Higher Interest Rates Could Price Out Millions of Households

Inflated mortgage rates could push affordability out of reach for over a million additional U.S. households as median priced homes reach record highs
March 8, 2022
2 min read

Just a quarter percentage point increase in the current interest rate would price out approximately 1.1 million households with an estimated median price of $412,506 in 2022 and the recent 30-year fixed-rate mortgage rate of 3.5%, reports NAHB’s Eye on Housing. Roughly 87.5 million households are unable to afford a median priced new home, and that number will continue to rise as mortgage interest rates jump to new highs. NAHB 2022 Priced-Out Estimates reveal growing affordability concerns across the nation as the Federal Reserve takes a more aggressive approach to keep inflation under control at the start of 2022.

New NAHB 2022 Priced-Out Estimates showed that 87.5 million households are not able to afford a median priced new home, and that additional 117,932 households would be priced out of the new home market if the price goes up by $1,000.
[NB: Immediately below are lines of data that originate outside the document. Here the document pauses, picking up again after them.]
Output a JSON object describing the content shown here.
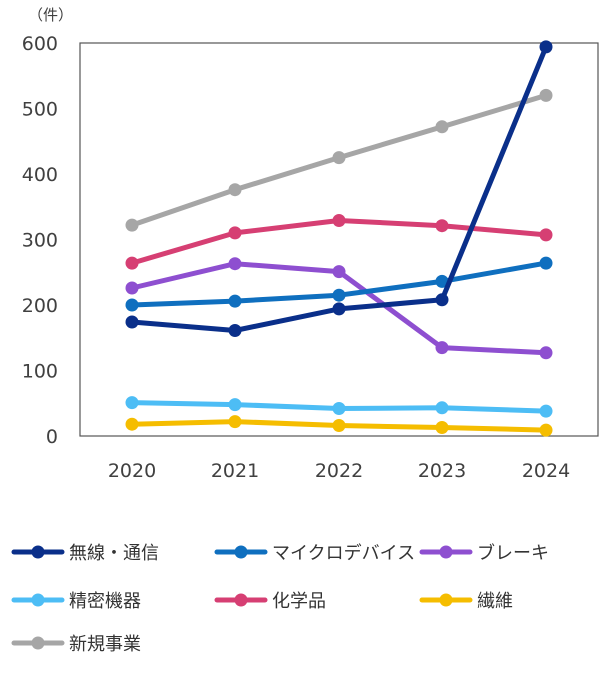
{
  "chart_data": {
    "type": "line",
    "unit_label": "（件）",
    "categories": [
      "2020",
      "2021",
      "2022",
      "2023",
      "2024"
    ],
    "ylim": [
      0,
      600
    ],
    "yticks": [
      0,
      100,
      200,
      300,
      400,
      500,
      600
    ],
    "grid": false,
    "legend_position": "bottom",
    "series": [
      {
        "name": "無線・通信",
        "color": "#0a2f8a",
        "values": [
          174,
          161,
          194,
          208,
          594
        ]
      },
      {
        "name": "マイクロデバイス",
        "color": "#0f6fbf",
        "values": [
          200,
          206,
          215,
          236,
          264
        ]
      },
      {
        "name": "ブレーキ",
        "color": "#8e4fd0",
        "values": [
          226,
          263,
          251,
          135,
          127
        ]
      },
      {
        "name": "精密機器",
        "color": "#4dbdf5",
        "values": [
          51,
          48,
          42,
          43,
          38
        ]
      },
      {
        "name": "化学品",
        "color": "#d63f73",
        "values": [
          264,
          310,
          329,
          321,
          307
        ]
      },
      {
        "name": "繊維",
        "color": "#f5bd00",
        "values": [
          18,
          22,
          16,
          13,
          9
        ]
      },
      {
        "name": "新規事業",
        "color": "#a6a6a6",
        "values": [
          322,
          376,
          425,
          472,
          520
        ]
      }
    ]
  }
}
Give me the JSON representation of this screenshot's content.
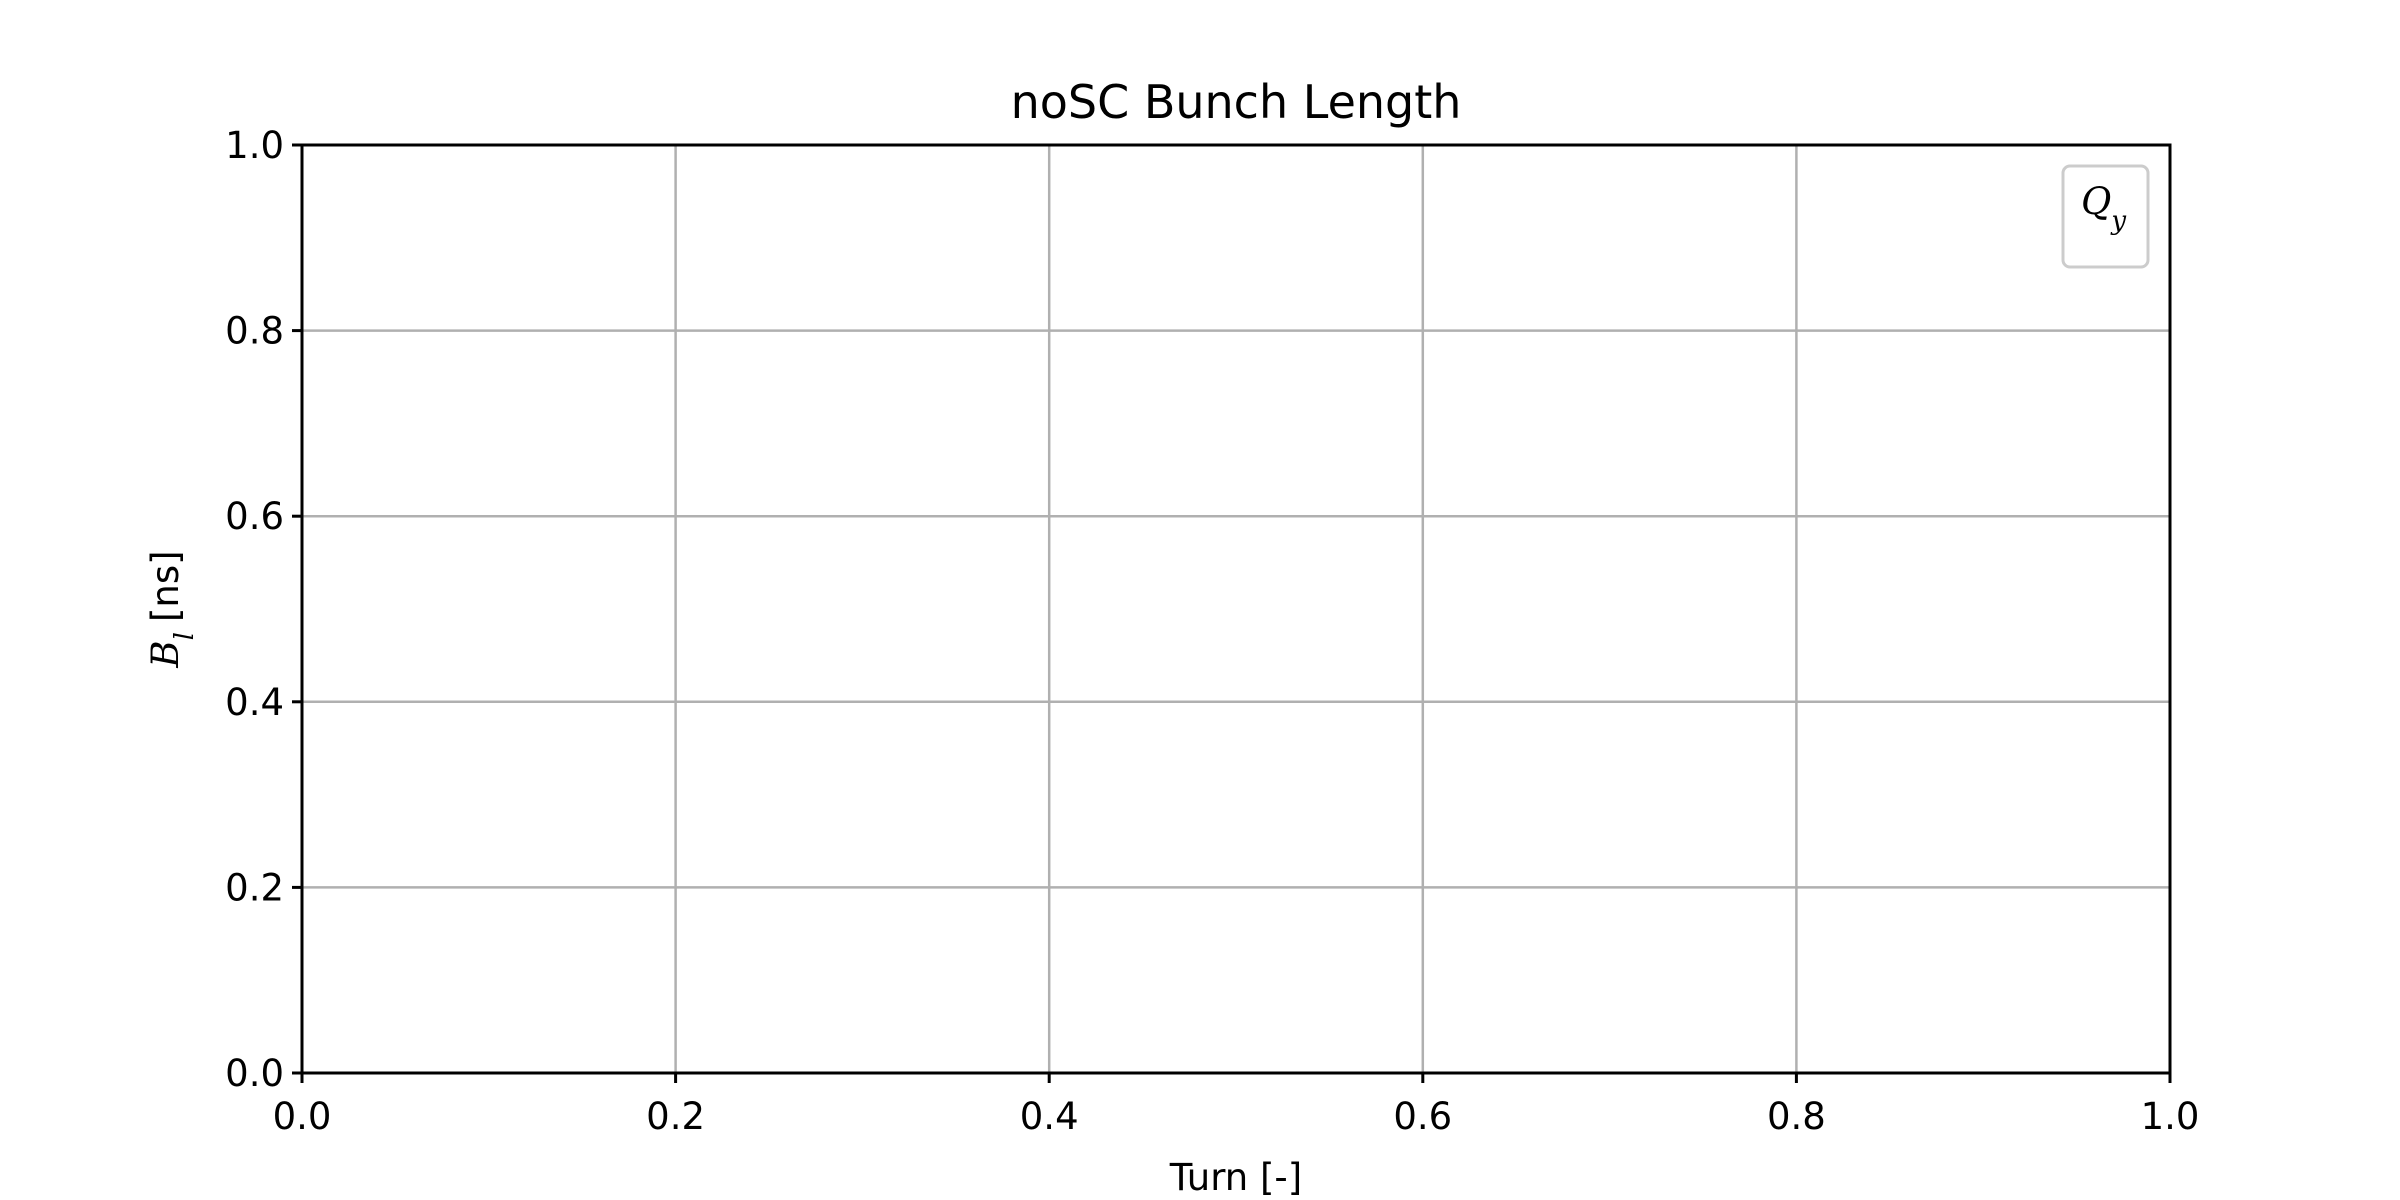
{
  "chart_data": {
    "type": "line",
    "title": "noSC Bunch Length",
    "xlabel": "Turn [-]",
    "ylabel": {
      "symbol": "B",
      "subscript": "l",
      "unit": "[ns]"
    },
    "xlim": [
      0.0,
      1.0
    ],
    "ylim": [
      0.0,
      1.0
    ],
    "xticks": [
      "0.0",
      "0.2",
      "0.4",
      "0.6",
      "0.8",
      "1.0"
    ],
    "yticks": [
      "0.0",
      "0.2",
      "0.4",
      "0.6",
      "0.8",
      "1.0"
    ],
    "grid": true,
    "legend": {
      "position": "top-right",
      "entries": [
        {
          "symbol": "Q",
          "subscript": "y"
        }
      ]
    },
    "series": [
      {
        "name": "Q_y",
        "x": [],
        "y": []
      }
    ],
    "colors": {
      "grid": "#b0b0b0",
      "axes": "#000000",
      "legend_border": "#cccccc",
      "background": "#ffffff"
    }
  }
}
When interest rates go up from 1.75% to 2.00%, around 1.4 million households could no longer afford buying median-priced new homes. An increase from 3.5% to 3.75% could price approximately 1.1 million households out of the market. However, at considerably higher rates this number tapers. For example, increasing from 6.25% to 6.5% mortgage rates prices out 0.86 million households. This diminishing effect happen because only a declining number households at the higher end of household income distribution will be affected.